Anche per quanto riguarda il centraggio della canna rispetto al carrello, la soluzione studiata dai tecnici Glock è perlomeno anticonvenzionale: esaminando l’arma si nota, infatti, che non solo la canna non è fissa rispetto al fusto (soluzione preferita su molte repliche .22 lr di pistole famose), bensì ha anche un discreto lasco longitudinale. Questo lasco, in particolare, è studiato per non ostacolare l’azionamento dei ritegni laterali per procedere allo smontaggio. Ovviamente, tale lasco lascerebbe presupporre una costanza di posizionamento rispetto al carrello perlomeno erratica e conseguenti prestazioni scadenti sul bersaglio. In realtà questo non accade, anzi la precisione è decisamente elevata, perché in corrispondenza della culatta della canna sono previste due scanalature laterali, nelle quali si inseriscono opportune alette ricavate sui lati del carrello, quando quest’ultimo completa il movimento di chiusura. In questo modo, la canna è centrata nella parte anteriore dalla boccola in acciaio del carrello, ma anche nella parte posteriore grazie a questa coppia di guide e, di conseguenza, la sua posizione rispetto al carrello (e di conseguenza rispetto agli organi di mira) è costante colpo dopo colpo. Semplicemente geniale. La canna della G44 è anche dotata di una rampa di alimentazione integrale e, nella parte superiore, presenta un rilievo aggettante sul quale è ricavata una scanalatura semicircolare che funge da avviso di camera carica, consentendo di vedere il fondello della cartuccia. Data la peculiare forma del bossolo, non è stato possibile integrare l’avviso di colpo in canna nell’estrattore, come è tradizione di Glock da metà della Gen3, quest’ultimo è quindi perfettamente liscio e non protrude significativamente a cartuccia camerata.

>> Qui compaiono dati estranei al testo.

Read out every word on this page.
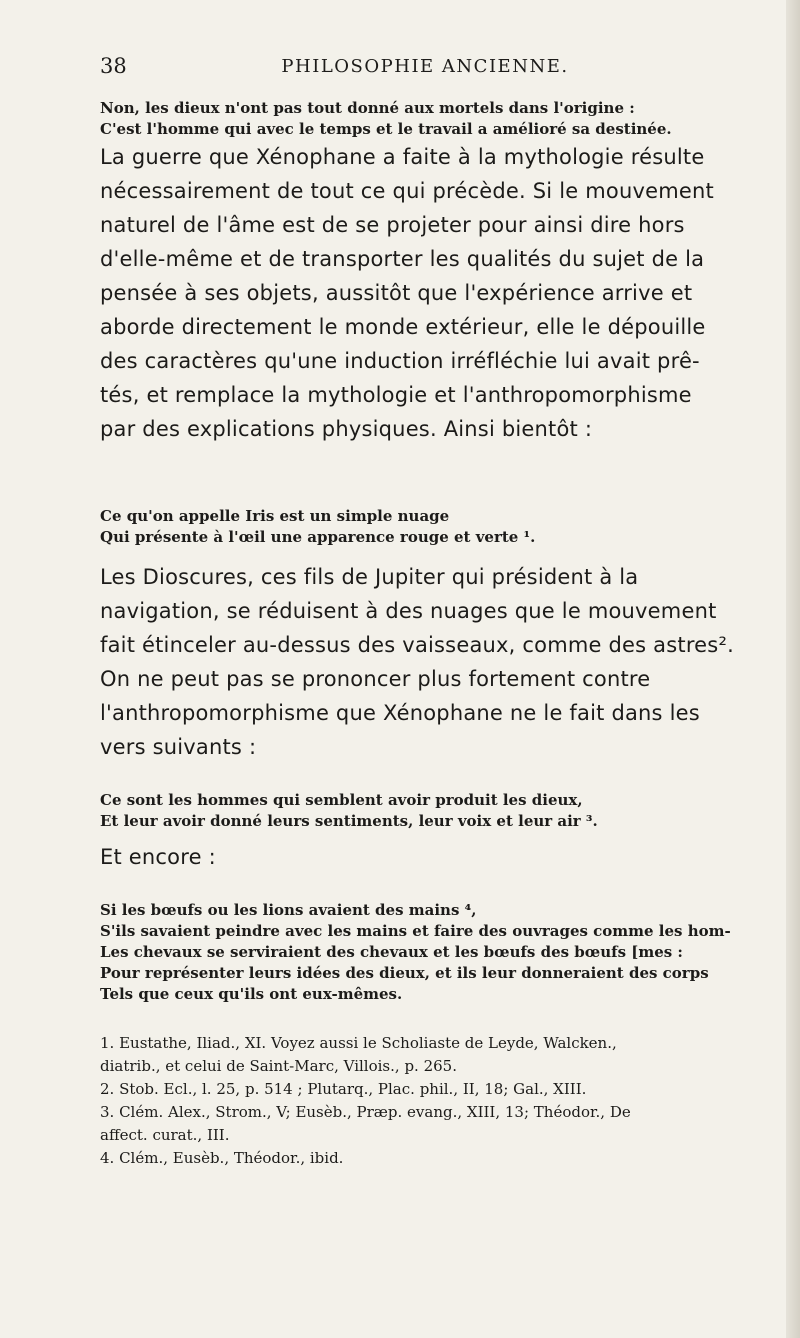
38	PHILOSOPHIE ANCIENNE.
Non, les dieux n'ont pas tout donné aux mortels dans l'origine :
C'est l'homme qui avec le temps et le travail a amélioré sa destinée.
La guerre que Xénophane a faite à la mythologie résulte
nécessairement de tout ce qui précède. Si le mouvement
naturel de l'âme est de se projeter pour ainsi dire hors
d'elle-même et de transporter les qualités du sujet de la
pensée à ses objets, aussitôt que l'expérience arrive et
aborde directement le monde extérieur, elle le dépouille
des caractères qu'une induction irréfléchie lui avait prê-
tés, et remplace la mythologie et l'anthropomorphisme
par des explications physiques. Ainsi bientôt :
Ce qu'on appelle Iris est un simple nuage
Qui présente à l'œil une apparence rouge et verte ¹.
Les Dioscures, ces fils de Jupiter qui président à la
navigation, se réduisent à des nuages que le mouvement
fait étinceler au-dessus des vaisseaux, comme des astres².
On ne peut pas se prononcer plus fortement contre
l'anthropomorphisme que Xénophane ne le fait dans les
vers suivants :
Ce sont les hommes qui semblent avoir produit les dieux,
Et leur avoir donné leurs sentiments, leur voix et leur air ³.
Et encore :
Si les bœufs ou les lions avaient des mains ⁴,
S'ils savaient peindre avec les mains et faire des ouvrages comme les hom-
Les chevaux se serviraient des chevaux et les bœufs des bœufs [mes :
Pour représenter leurs idées des dieux, et ils leur donneraient des corps
Tels que ceux qu'ils ont eux-mêmes.
1. Eustathe, Iliad., XI. Voyez aussi le Scholiaste de Leyde, Walcken.,
diatrib., et celui de Saint-Marc, Villois., p. 265.
2. Stob. Ecl., l. 25, p. 514 ; Plutarq., Plac. phil., II, 18; Gal., XIII.
3. Clém. Alex., Strom., V; Eusèb., Præp. evang., XIII, 13; Théodor., De
affect. curat., III.
4. Clém., Eusèb., Théodor., ibid.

Un altro elemento molto delicato in un’arma calibro .22 lr è il caricatore e questo è tanto più delicato in un’arma che nasce per un altro calibro, perché i volumi non sono “nativi” dedicati al .22 lr. Nella fase iniziale dello sviluppo dell’arma si era anche valutata la possibilità di sviluppare un caricatore bifilare, poi però si è scelto di preferire l’assoluta sicurezza di funzionamento, con un caricatore monofilare, della capacità di 10 cartucce. Il profilo esterno ricorda quello della Glock 19, rispetto a quest’ultimo però il caricatore della G44 è completamente polimerico (non ha anima in acciaio) e presenta due cursori laterali per agevolarne il riempimento. Il fondello è quello tipico della Gen5, con la smussatura verso la parte anteriore.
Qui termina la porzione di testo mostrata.